What type of cancer did you have? My son is a cancer survivor. He was diagnosed with non-hodgkins large b. cell lymphoma stage 3. He was 22. There was no question about treatment…kill that monster!!! He went through chemo and radiation and thankfully is now doing well. That put my travels to a halt lady year but I am so thankful he had the treatment and responded so well to it.
Ps I don’t want to live forever.
March 7, 2014
I had testicular cancer, seminoma, stage I. Normally when I get something I get a weird variety or something. I’m so glad that pattern didn’t hold for this, though!
I’m glad your son is doing so well! I’m sure that was quite the fright.
And yay that you’re enjoying the posts!
March 6, 2014
Gut reaction: No, I wouldn’t want to live forever. But then I realize that’s only because I worry about aging and not being physically and mentally able to the things that make life great. I don’t think there is a point to being alive if I can’t create, explore, express myself, or experience something new. As long as I could accomplish those things on some level, bring on forever!
March 7, 2014
I agree. Without those things, why bother?
March 6, 2014
I read in the newspaper the other day that they reckon the first person to live to 1000 will be born in the next 20 years. Wasn’t backed up by any hard evidence, but it’s still a crazy thought!
March 7, 2014
That is just insane!
March 6, 2014
Not forever, but as long as my mind and body keep up with each other and I can stay active.
March 7, 2014
That would have to be a caveat. I wouldn’t want to experience “normal ageing” during 100 years beyond what I’ve got already. Oh my!
March 6, 2014
I am not one of those living for other people. I live for myself only, I’m also travelling indefinetly (although only since August last year), and by quitting my job and travelling I basically crossed everything off my bucket list. So if I would die tomorrow I would go happily for my life was good.
But of course I’d want to live forever. Imagine the change you’d see. 100 years? Look at what happened in the last 100 years: Two world wars, the decolonization of most of the world, a communist empire rising and falling, the fall of monarchies, the rise of democracy, emanzipation, the spread of human rights, flight, the theory of relativity, string theory, solar energy, space exploration, Dalí, Picasso, Welles, Wells, Huxley, Gandhi, Mandela…

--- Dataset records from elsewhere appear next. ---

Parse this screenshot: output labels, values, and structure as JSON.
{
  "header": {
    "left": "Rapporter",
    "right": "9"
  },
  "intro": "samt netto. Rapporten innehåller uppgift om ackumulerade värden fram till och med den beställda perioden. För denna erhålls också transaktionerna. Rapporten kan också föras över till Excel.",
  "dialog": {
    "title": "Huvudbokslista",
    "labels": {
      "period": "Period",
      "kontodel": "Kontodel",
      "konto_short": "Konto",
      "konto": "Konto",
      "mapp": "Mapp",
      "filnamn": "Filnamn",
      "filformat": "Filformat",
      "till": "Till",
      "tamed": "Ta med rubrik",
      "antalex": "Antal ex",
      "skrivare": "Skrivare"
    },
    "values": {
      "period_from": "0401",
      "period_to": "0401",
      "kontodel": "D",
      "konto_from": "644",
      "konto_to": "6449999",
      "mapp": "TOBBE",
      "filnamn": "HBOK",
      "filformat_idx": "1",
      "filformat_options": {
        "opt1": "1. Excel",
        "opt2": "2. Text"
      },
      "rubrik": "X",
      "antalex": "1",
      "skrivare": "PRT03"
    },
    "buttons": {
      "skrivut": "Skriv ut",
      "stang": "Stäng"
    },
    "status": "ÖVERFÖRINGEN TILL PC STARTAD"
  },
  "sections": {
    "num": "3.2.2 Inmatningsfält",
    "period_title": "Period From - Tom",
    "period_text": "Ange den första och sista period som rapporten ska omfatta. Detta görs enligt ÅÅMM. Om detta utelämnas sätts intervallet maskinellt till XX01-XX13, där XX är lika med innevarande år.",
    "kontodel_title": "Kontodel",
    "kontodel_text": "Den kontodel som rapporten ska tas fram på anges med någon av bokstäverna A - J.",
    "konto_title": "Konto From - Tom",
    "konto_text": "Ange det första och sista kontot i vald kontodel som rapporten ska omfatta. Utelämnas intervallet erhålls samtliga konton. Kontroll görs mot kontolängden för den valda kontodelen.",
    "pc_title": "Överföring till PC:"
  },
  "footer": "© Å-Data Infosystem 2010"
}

Imagine what the next 100 years will bring. And that’s only 100 years, imagine the next 1,000, the next 10,000 years.
Of course I’d like to see all that.
March 7, 2014
It would be interesting to see how the world changes in the next 100 years, but I really don’t want to be around that long.
March 6, 2014
Just heard a story on NPR about Dr Sherwin Nuland, who wrote How We Die, and just passed away on Monday. I think that in the last 20 years, because of his book, we all think differently abt dying – the process, and life itself. I don’t want to live forever. My body couldn’t keep up!
March 7, 2014
I *might* feel differently if I knew the rest of my body would continue to be like it is right now AND I was independently wealthy.
March 5, 2014
I think having the opportunity to live forever would be great. Maybe it’s my age but I feel like there are so many places in the world that I’d like to see and one lifetime just isn’t enough. Imagine going to every country, experiencing everything and then by the time you get back it would probably be a whole other world at home.
It’s probably rose tinted glasses and living in a fantasy, but it would be a good fantasy!